Elle coupe la communication sans attendre la réponse de Tina et recommence à faire les cent pas. Elle crache le reste de Nicorette dans la corbeille près de son bureau et se tamponne les lèvres à l’aide d’un mouchoir en papier, mais le saignement a déjà cessé.
Pas d’ami intime et pas de petite copine régulière. Aucun nom, sauf celui de ce prof, le hippie aux chemises à fleurs.
Holly se rassoit et rallume son ordinateur. Elle ouvre Firefox, va sur le site du lycée de Northfield, clique sur NOTRE ÉQUIPE PÉDAGOGIQUE, et voilà Howard Ricker, en chemise à motif floral et manches évasées, tout comme Tina l’a décrit. Et une cravate parfaitement ridicule. Est-il réellement impensable que Pete Saubers ait parlé à son prof d’anglais préféré, surtout si cela concerne ce qu’il écrivait (ou lisait) dans un carnet Moleskine ?
Quelques clics plus tard, le numéro de téléphone de Howard Ricker s’affiche sur l’écran de l’ordinateur. Il est encore tôt mais elle ne se sent pas d’appeler de but en blanc un total inconnu. Appeler Tina lui a déjà coûté et cet appel-là s’est conclu sur des larmes.
J’en parlerai à Bill demain, décide-t-elle. Il pourra appeler Ricky le Hippie s’il pense que ça en vaut la peine.
Elle retourne à son volumineux dossier films et se retrouve de nouveau bien vite absorbée dans Le Parrain 2 .
Ce dimanche soir, Morris se rend dans un deuxième cybercafé et se livre à sa petite enquête perso. Quand il a trouvé ce qu’il cherche, il repêche le bout de papier où il a noté le numéro de portable de Peter Saubers et y inscrit l’adresse de Andrew Halliday. Coleridge Street est dans le West Side. Dans les années soixante-dix, c’était une enclave essentiellement classe moyenne blanche où toutes les maisons essayaient d’avoir l’air un peu plus coûteuses qu’elles ne l’étaient en réalité, et au final, toutes avaient l’air à peu près pareilles.
Un petit détour par quelques sites d’agences immobilières locales apprend à Morris que les choses n’ont guère changé de ce côté-là de la ville, même si un centre commercial haut de gamme, Valley Plaza, y a été construit. La voiture de Andy est peut-être restée garée devant sa maison là-bas.

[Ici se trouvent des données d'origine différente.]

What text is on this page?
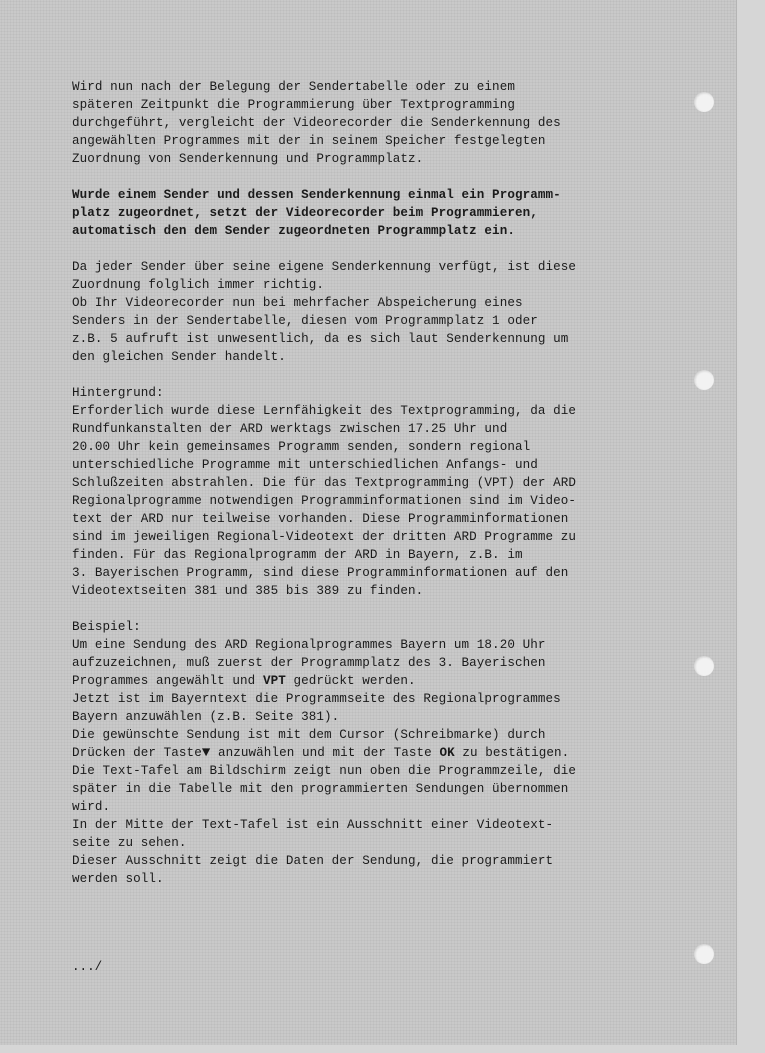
Wird nun nach der Belegung der Sendertabelle oder zu einem
späteren Zeitpunkt die Programmierung über Textprogramming
durchgeführt, vergleicht der Videorecorder die Senderkennung des
angewählten Programmes mit der in seinem Speicher festgelegten
Zuordnung von Senderkennung und Programmplatz.
Wurde einem Sender und dessen Senderkennung einmal ein Programm-
platz zugeordnet, setzt der Videorecorder beim Programmieren,
automatisch den dem Sender zugeordneten Programmplatz ein.
Da jeder Sender über seine eigene Senderkennung verfügt, ist diese
Zuordnung folglich immer richtig.
Ob Ihr Videorecorder nun bei mehrfacher Abspeicherung eines
Senders in der Sendertabelle, diesen vom Programmplatz 1 oder
z.B. 5 aufruft ist unwesentlich, da es sich laut Senderkennung um
den gleichen Sender handelt.
Hintergrund:
Erforderlich wurde diese Lernfähigkeit des Textprogramming, da die
Rundfunkanstalten der ARD werktags zwischen 17.25 Uhr und
20.00 Uhr kein gemeinsames Programm senden, sondern regional
unterschiedliche Programme mit unterschiedlichen Anfangs- und
Schlußzeiten abstrahlen. Die für das Textprogramming (VPT) der ARD
Regionalprogramme notwendigen Programminformationen sind im Video-
text der ARD nur teilweise vorhanden. Diese Programminformationen
sind im jeweiligen Regional-Videotext der dritten ARD Programme zu
finden. Für das Regionalprogramm der ARD in Bayern, z.B. im
3. Bayerischen Programm, sind diese Programminformationen auf den
Videotextseiten 381 und 385 bis 389 zu finden.
Beispiel:
Um eine Sendung des ARD Regionalprogrammes Bayern um 18.20 Uhr
aufzuzeichnen, muß zuerst der Programmplatz des 3. Bayerischen
Programmes angewählt und VPT gedrückt werden.
Jetzt ist im Bayerntext die Programmseite des Regionalprogrammes
Bayern anzuwählen (z.B. Seite 381).
Die gewünschte Sendung ist mit dem Cursor (Schreibmarke) durch
Drücken der Taste▼ anzuwählen und mit der Taste OK zu bestätigen.
Die Text-Tafel am Bildschirm zeigt nun oben die Programmzeile, die
später in die Tabelle mit den programmierten Sendungen übernommen
wird.
In der Mitte der Text-Tafel ist ein Ausschnitt einer Videotext-
seite zu sehen.
Dieser Ausschnitt zeigt die Daten der Sendung, die programmiert
werden soll.
.../
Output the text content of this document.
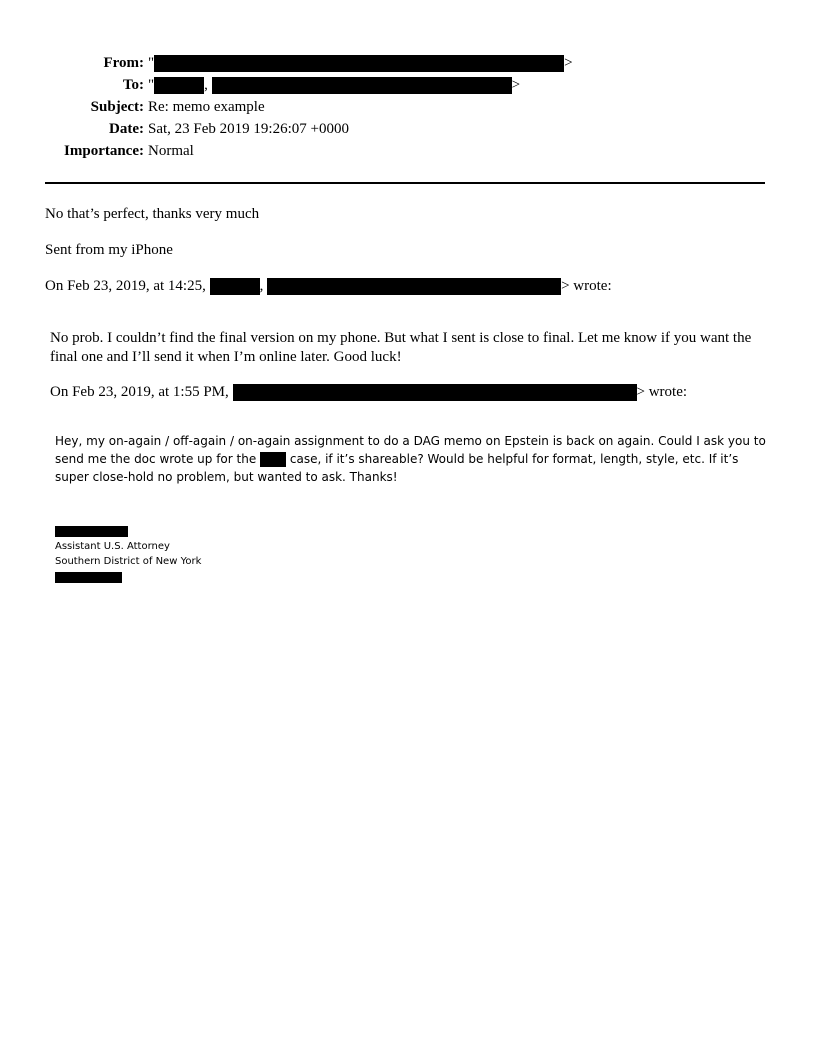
From: "	>
To: "	,	>
Subject: Re: memo example
Date: Sat, 23 Feb 2019 19:26:07 +0000
Importance: Normal
No that’s perfect, thanks very much
Sent from my iPhone
On Feb 23, 2019, at 14:25,	,	> wrote:
No prob. I couldn’t find the final version on my phone. But what I sent is close to final. Let me know if you want the final one and I’ll send it when I’m online later. Good luck!
On Feb 23, 2019, at 1:55 PM,	> wrote:
Hey, my on-again / off-again / on-again assignment to do a DAG memo on Epstein is back on again. Could I ask you to send me the doc wrote up for the	case, if it’s shareable? Would be helpful for format, length, style, etc. If it’s super close-hold no problem, but wanted to ask. Thanks!
Assistant U.S. Attorney
Southern District of New York
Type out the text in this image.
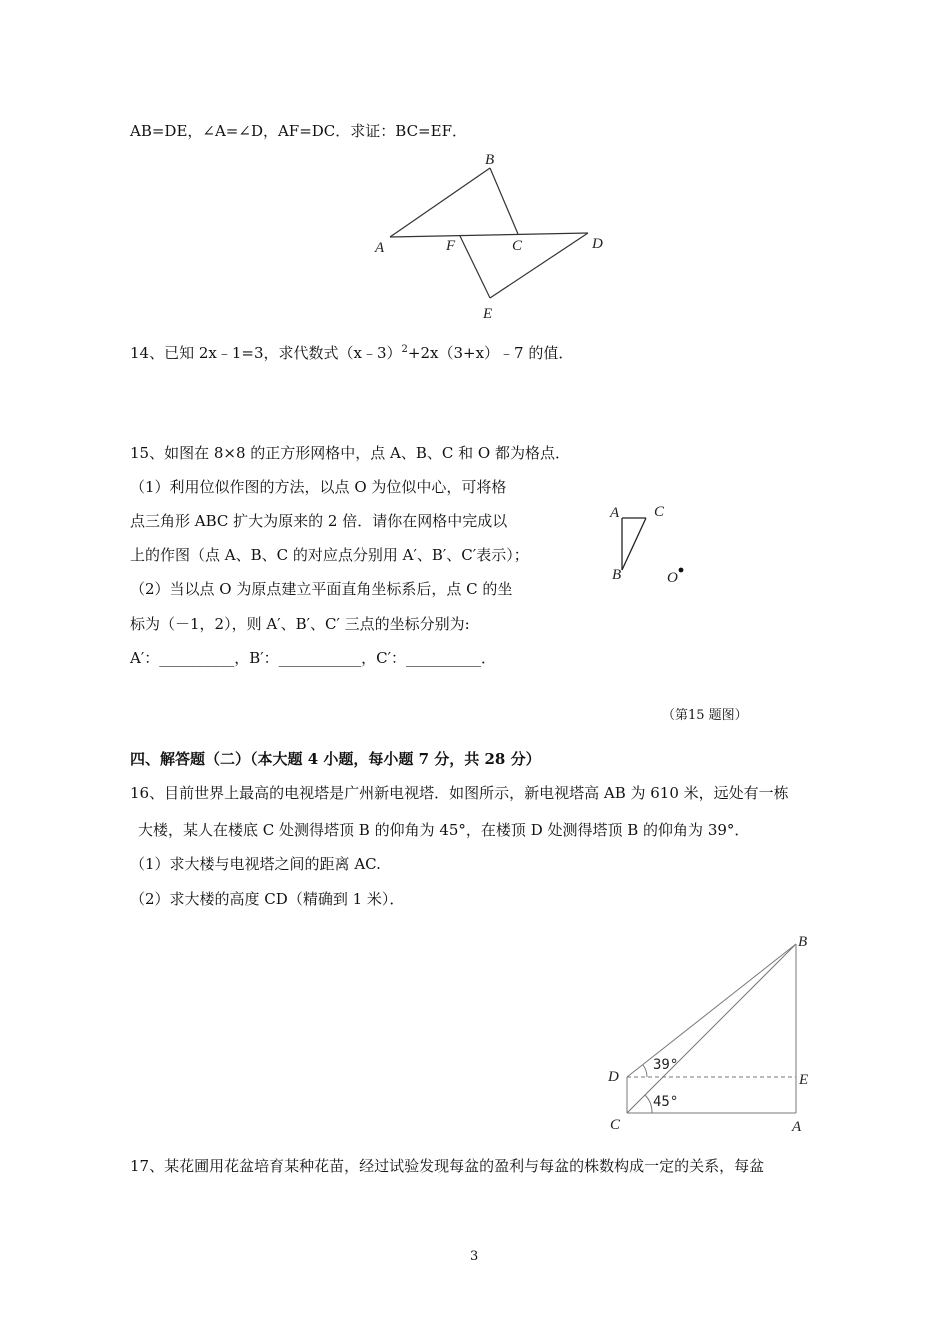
AB=DE，∠A=∠D，AF=DC．求证：BC=EF．
A
B
C	D
E
F
14、已知 2x﹣1=3，求代数式（x﹣3）$^2$+2x（3+x）﹣7 的值．
15、如图在 8×8 的正方形网格中，点 A、B、C 和 O 都为格点．
（1）利用位似作图的方法，以点 O 为位似中心，可将格
点三角形 ABC 扩大为原来的 2 倍．请你在网格中完成以
上的作图（点 A、B、C 的对应点分别用 A′、B′、C′表示）；
（2）当以点 O 为原点建立平面直角坐标系后，点 C 的坐
标为（－1，2），则 A′、B′、C′ 三点的坐标分别为:
A′：__________，B′：___________，C′：__________．
A C
B	O
（第15 题图）
四、解答题（二）（本大题 4 小题，每小题 7 分，共 28 分）
16、目前世界上最高的电视塔是广州新电视塔．如图所示，新电视塔高 AB 为 610 米，远处有一栋
大楼，某人在楼底 C 处测得塔顶 B 的仰角为 45°，在楼顶 D 处测得塔顶 B 的仰角为 39°．
（1）求大楼与电视塔之间的距离 AC.
（2）求大楼的高度 CD（精确到 1 米）．
B
D	E
C	A
39°
45°
17、某花圃用花盆培育某种花苗，经过试验发现每盆的盈利与每盆的株数构成一定的关系，每盆
3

À moins qu’elle ne soit sur le parking derrière sa boutique, Morris n’a pas pensé à regarder (bon Dieu, on peut pas tout vérifier, pense-t-il), mais ça lui semble peu probable. Qui s’embêterait à prendre sa voiture matin et soir pour faire cinq bornes avec la circulation des heures de pointe alors que pour dix dollars tu peux te payer une carte de bus mensuelle et pour cinquante une carte valable six mois ? Morris a les clés de la maison de son vieux pote mais il ne prendra pas le risque de s’en servir : la maison a largement plus de chances d’être sous alarme que le Centre Aéré de Birch Street.
Il a aussi les clés de la voiture de Andy et une caisse pourrait bien lui être utile.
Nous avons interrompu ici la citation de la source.